If anyone's interested, the entire album Hearken to the Witches Rune is available on YouTube.
Toni's voice is quite ethereal and haunting, but Dave's rather high-pitched nasal twang reminded me of a certain camp and flared-nostrilled Carry On actor:

 
Following through, as far as is possible, the South African haunting story given in outline on page 53. (article: The Weirdest Ghosts of All?)

Outline:

From a book called "They Walk in the Night" by E Rosenthal, pub. 1949. Citing a newspaper called the Cape Town Dagblad, concerning events at the plaas owned by stolid Boer Minheer J. van Jaasveld, who, when his young niece Meisie Mayer came to stay, also attracted Something Eldritch, and triggered a poltergeist-ish set of events.
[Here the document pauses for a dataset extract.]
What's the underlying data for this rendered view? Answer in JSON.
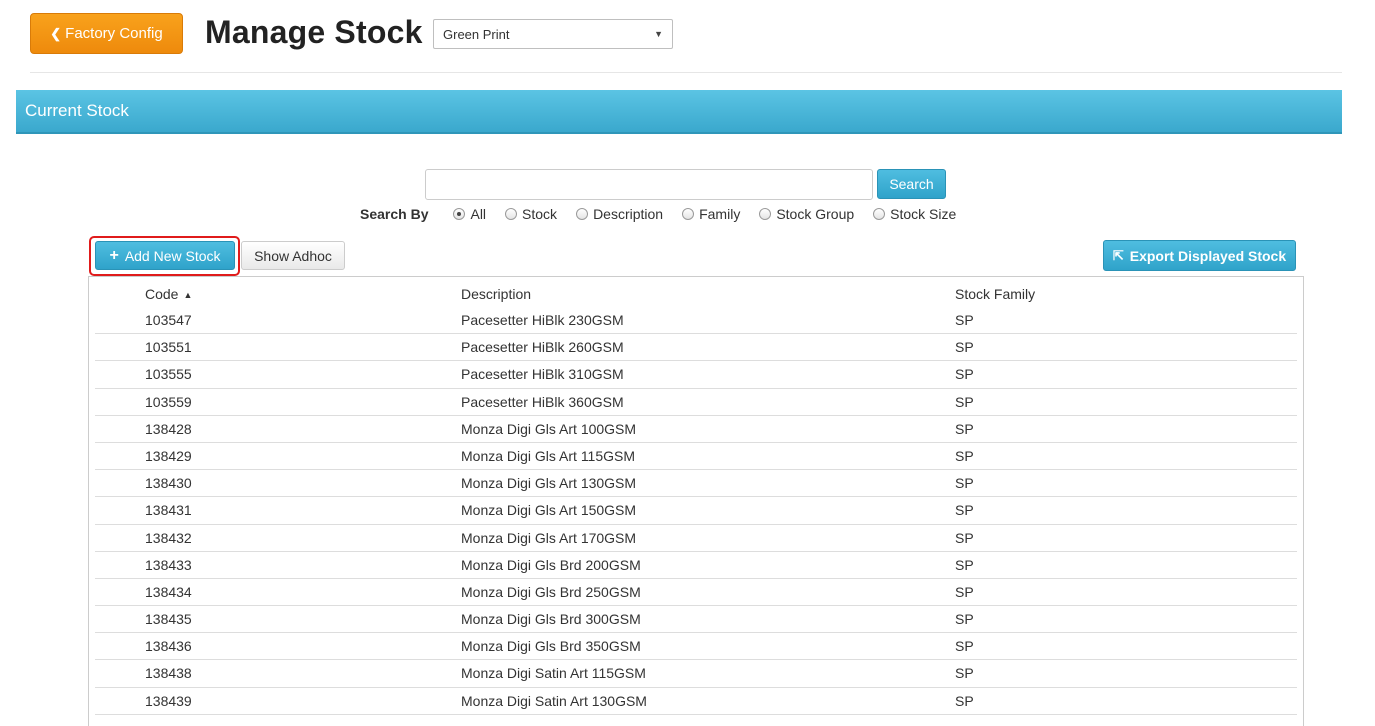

The location is given as Hartebeeste River, in the municipality of Uniondale in the Little Karoo region of the Western Cape. The timing of the ghost story is 1896, which is interesting: about this time lots of little incidents, misunderstandings, flare-ups and skirmishes were building up to the Boer War proper. (Dated this by the reference to "The Jameson Raid", a skirmish between Britse and Boer in 1896) So lots of fear, apprehension, worry and uncertainty in the air. Adolescent (?) girl sent inland, a long way from places where trouble was thought most likely, to get her out of the firing line. (Classic ingredients for a polt story?)

Looked up Uniondale in SA - Wikipedia says the only thing this town is even remotely famous for is a ghost story. Surprisingly, not this one - it has a repeated ghost hitchiker legend dating from a fatal car accident in 1968. funny what you turn up when digging.

Wikipedia:
In stormy weather on Easter weekend of 1968 a young engaged couple had a car accident on the Barandas-Willowmore road around 20 kilometres from the town. The woman, Maria Charlotte Roux, was sleeping in the back seat of their Volkswagen Beetle when her fiancé lost control of the car. The car overturned and she was killed.

The first reported sighting of a ghost matching her description occurred during the Easter weekend of 1976 and since then many other sightings have been reported. All involve a female hitchhiker who is given a lift, then disappears a few kilometers down the road, and some have reported car doors opening and closing, laughter and a chill in the air.
 
Jamaican Gibbering Insanity! Just read the brilliant letter today ''Travelling Coffin'', this was a new story for me. I love the imagery of a coffin with three wheels and three John Crow birds and a ghost moving around Jamaica and the birds talking and asking for a Mr. Brown!
 
My copy arrived today, but still waiting on issue 402...
 
Nice obit Alan Murdie wrote for Dr Haraldsson. Quite unlike the cup of poison he got for Randi.